Tuesday, March 17, 2009

Creating Clean URLs With IBM WCM

One of the challenges with many content management systems, and IBM’s is no exception, is creating short, clean URLs. As part of structuring and managing your content, the URL segments tend to build up to very long URLs. While most systems have a way to provide shorter aliases they need to be manually created and tend to just redirect to real URL rather than being the one canonical URL for content.

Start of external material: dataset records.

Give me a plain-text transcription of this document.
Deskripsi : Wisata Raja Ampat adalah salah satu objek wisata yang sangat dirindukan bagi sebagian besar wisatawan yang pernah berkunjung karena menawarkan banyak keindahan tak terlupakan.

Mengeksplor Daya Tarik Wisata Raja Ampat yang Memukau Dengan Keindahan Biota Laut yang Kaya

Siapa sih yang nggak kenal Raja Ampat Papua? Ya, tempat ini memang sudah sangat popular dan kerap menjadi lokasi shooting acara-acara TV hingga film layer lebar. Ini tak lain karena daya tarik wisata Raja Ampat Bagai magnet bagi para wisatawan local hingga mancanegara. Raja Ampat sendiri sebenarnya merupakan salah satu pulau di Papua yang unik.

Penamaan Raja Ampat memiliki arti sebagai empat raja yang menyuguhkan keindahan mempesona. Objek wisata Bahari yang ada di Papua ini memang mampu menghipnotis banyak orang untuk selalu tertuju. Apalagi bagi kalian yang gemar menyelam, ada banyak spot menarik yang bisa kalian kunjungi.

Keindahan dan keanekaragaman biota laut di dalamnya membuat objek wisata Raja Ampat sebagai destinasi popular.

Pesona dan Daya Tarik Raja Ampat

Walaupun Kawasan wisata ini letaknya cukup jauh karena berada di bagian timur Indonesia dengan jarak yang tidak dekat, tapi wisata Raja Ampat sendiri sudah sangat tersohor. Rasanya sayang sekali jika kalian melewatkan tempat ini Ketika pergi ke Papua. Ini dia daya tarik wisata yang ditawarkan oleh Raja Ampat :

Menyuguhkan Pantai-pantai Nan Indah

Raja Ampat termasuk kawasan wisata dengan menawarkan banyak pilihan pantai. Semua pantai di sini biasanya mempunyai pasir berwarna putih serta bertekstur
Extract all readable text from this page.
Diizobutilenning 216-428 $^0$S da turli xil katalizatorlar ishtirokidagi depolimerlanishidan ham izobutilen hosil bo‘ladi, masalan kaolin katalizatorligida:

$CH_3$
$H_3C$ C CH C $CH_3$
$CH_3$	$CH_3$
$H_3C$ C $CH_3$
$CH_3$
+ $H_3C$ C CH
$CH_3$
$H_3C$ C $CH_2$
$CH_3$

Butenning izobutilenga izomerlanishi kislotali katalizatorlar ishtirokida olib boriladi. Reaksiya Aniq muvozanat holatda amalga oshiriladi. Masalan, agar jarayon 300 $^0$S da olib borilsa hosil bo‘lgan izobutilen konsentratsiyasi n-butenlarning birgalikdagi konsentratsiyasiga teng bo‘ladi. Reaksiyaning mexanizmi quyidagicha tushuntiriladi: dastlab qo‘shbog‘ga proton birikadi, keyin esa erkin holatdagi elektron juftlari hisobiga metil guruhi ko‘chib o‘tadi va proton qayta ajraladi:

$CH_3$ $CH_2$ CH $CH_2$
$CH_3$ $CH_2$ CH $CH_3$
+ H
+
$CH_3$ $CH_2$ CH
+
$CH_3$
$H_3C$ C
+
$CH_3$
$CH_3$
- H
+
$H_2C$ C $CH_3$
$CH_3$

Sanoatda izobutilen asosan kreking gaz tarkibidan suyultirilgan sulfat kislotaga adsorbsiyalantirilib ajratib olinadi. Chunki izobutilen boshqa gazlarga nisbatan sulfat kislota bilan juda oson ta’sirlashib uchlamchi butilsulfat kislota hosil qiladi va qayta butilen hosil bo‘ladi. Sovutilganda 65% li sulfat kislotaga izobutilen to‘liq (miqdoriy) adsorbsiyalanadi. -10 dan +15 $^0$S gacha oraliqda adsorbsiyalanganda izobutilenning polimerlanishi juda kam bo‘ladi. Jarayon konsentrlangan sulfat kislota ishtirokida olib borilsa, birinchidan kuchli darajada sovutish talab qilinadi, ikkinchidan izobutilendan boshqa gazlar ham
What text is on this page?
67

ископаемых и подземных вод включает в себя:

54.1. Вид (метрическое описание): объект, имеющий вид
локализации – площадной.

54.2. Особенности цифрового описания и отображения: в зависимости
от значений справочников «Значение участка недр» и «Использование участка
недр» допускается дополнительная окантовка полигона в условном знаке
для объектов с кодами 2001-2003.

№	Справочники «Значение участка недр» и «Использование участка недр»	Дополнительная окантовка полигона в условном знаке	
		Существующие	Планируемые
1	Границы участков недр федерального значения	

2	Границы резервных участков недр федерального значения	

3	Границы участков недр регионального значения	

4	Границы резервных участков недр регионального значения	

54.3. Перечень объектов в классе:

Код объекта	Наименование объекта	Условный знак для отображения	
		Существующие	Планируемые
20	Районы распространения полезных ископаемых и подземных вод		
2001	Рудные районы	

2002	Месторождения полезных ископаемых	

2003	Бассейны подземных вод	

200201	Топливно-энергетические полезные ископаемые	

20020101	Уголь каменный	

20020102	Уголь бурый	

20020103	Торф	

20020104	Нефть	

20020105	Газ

For example, while during redeveloping LiveWorks! to be served from an IBM WCM server instead of a WordPress blog (there’s really only so far you can push WordPress before it breaks), we wound up with URLs like: http://liveworks.ephox.com:10038/wps/wcm/connect/LiveWorks/lw/home/mailing-list/ instead of the desired http://liveworks.ephox.com/mailing-list/

Fortunately, Apache 2 has a few modules that can help out here, as well as allowing the non-IBM content (mailing list management, download files etc) to be served from the same domain easily. The basic idea is that clients connect to the Apache server which translates the URL for WCM and proxies it through. When the content is returned, the Apache server modifies the URLs so that the links go to our nice URLs instead of the ugly long ones.

To get started we need to load the module that we’re going to use:

LoadModule proxy_module /usr/lib/apache2-prefork/mod_proxy.so
LoadModule proxy_http_module /usr/lib/apache2-prefork/mod_proxy_http.so
LoadModule ext_filter_module /usr/lib/apache2-prefork/mod_ext_filter.so

Since we’re using the mod_proxy module, the next thing we need to do is make sure we don’t have an open proxy server as that has some rather bad security consequences for our server and the internet as a whole:

ProxyRequests Off

Now we enable a specific pass through to the WCM server, adding in all that extra URL cruft that it requires:

ProxyPass / http://localhost:10038/wps/wcm/connect/LiveWorks/lw/

So now the URL “http://liveworks.ephox.com/hints-tips/article-name/” will go to “http://liveworks.ephox.com:10038/wps/wcm/connect/LiveWorks/lw/hints-tips/article-name/” and display the right content. We’re not done yet though, our mailing-list page from the original example is meant to be in the root level, but all content in WCM has to be in a site-area so we’ve had to add a “home” site area to hold it. That means our pretty URL is currently http://liveworks.ephox.com/home/mailing-list/

We’ll add a specific ProxyPass directive for the mailing-list page so we get:

ProxyPass /mailing-list http://localhost:10038/wps/wcm/connect/LiveWorks/lw/home/mailing-list
ProxyPass / http://localhost:10038/wps/wcm/connect/LiveWorks/lw/

Now our mailing list URL is right, but as soon as we click a link we get the ugly URLs back! This is where we need Apache to rewrite the URLs for us:

ExtFilterDefine change-urls mode=output intype=text/html \
cmd="/usr/bin/sed -e s:/wps/wcm/connect/LiveWorks/lw::g"
ExtFilterDefine change-home-urls mode=output intype=text/html \
cmd="/usr/bin/sed -e s:/wps/wcm/connect/LiveWorks/lw/home::g"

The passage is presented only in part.